Movies

Cartoon Saloon’s ‘Late Afternoon’ Takes Tender Look at a Woman With Dementia

Cartoon Saloon, the Irish animation studio, isn’t afraid to take on challenging subject matter in its own unique way, as evidenced by last year’s acclaimed feature “The Breadwinner,” the story of a young Afghan girl who disguises herself as a boy to help provide for her struggling family during Taliban rule.

This year, the toon shop examines dementia in the animated short “Late Afternoon,” about an elderly woman who travels into her memories whenever she glimpses her reflection.

The short was something that played in the mind of writer-director Louise Bagnall, Cartoon Saloon’s creative director, for years. “It had been something I’d been working on for quite a long time, just in my own sketchbook, in my own small way,” she says. “I had been watching documentaries and reading up about dementia and it sparked a memory in me of when I was a child and watching my parents looking after my respective grandmothers,” she recalls. Neither grandmother had dementia, but exhibited some aspects of memory loss.

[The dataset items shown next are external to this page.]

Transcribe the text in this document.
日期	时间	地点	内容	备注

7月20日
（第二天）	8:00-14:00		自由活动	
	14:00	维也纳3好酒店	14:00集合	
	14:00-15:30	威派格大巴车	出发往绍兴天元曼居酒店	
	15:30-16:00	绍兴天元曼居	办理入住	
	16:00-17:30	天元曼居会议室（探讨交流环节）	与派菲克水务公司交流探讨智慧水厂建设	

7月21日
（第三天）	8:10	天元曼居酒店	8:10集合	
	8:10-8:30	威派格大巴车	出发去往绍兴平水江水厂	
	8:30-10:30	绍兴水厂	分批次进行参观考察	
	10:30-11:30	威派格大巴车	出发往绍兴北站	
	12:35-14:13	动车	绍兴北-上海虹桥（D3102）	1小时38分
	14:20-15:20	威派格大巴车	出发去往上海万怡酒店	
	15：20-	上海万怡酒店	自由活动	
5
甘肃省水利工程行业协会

Bagnall was also inspired by thinking about what her grandmothers’ lives had been like as young girls and married the two ideas together. “I was trying to think of a way to represent a woman’s inner life on screen,” she explains. “It can be quite abstract, you know. And I wanted to show the depth of who they are and what life they’ve lived. That’s kind of where the nebulousness of where the idea came from.”

Once the idea coalesced, she pitched it to her colleagues at Cartoon Saloon and applied for funding in Ireland. The film got the funding and has since won a number of awards at various film festivals, including the Tribeca Film Festival, where it won the award for best animated short, which qualified “Late Afternoon” to be considered for an Oscar nomination.

Bagnall has heard from audience members at various screenings who have felt personally touched by her film. “After almost every (screening), there’s somebody who comes up to me and wants to tell me that ‘this is something I’ve experienced’ or ‘This is something that really means something to me.’ That’s been amazing. It’s been really lovely to have people feel they can say that, that they want to tell me how it has been for them or their family.”

Veteran actress Fionnula Flanagan, who worked with Cartoon Saloon on 2014’s “Song of the Sea,” voices the lead character, Emily. She was attached even before funding was in place. “We [recorded the vocals] early on, when we were boarding, and she just got it,” recalls Bagnall. “She was brilliant to work with.”

Other voices were provided by Bagnall, Niamh Moyles, Lucy O’Connell, Michael McGrath, Caoimhe Ni Bhradaigh and Aislin Konings Ferrari. It was produced by Nuria Gonzalez Blanco with music by Colm Mac Con Iomaire.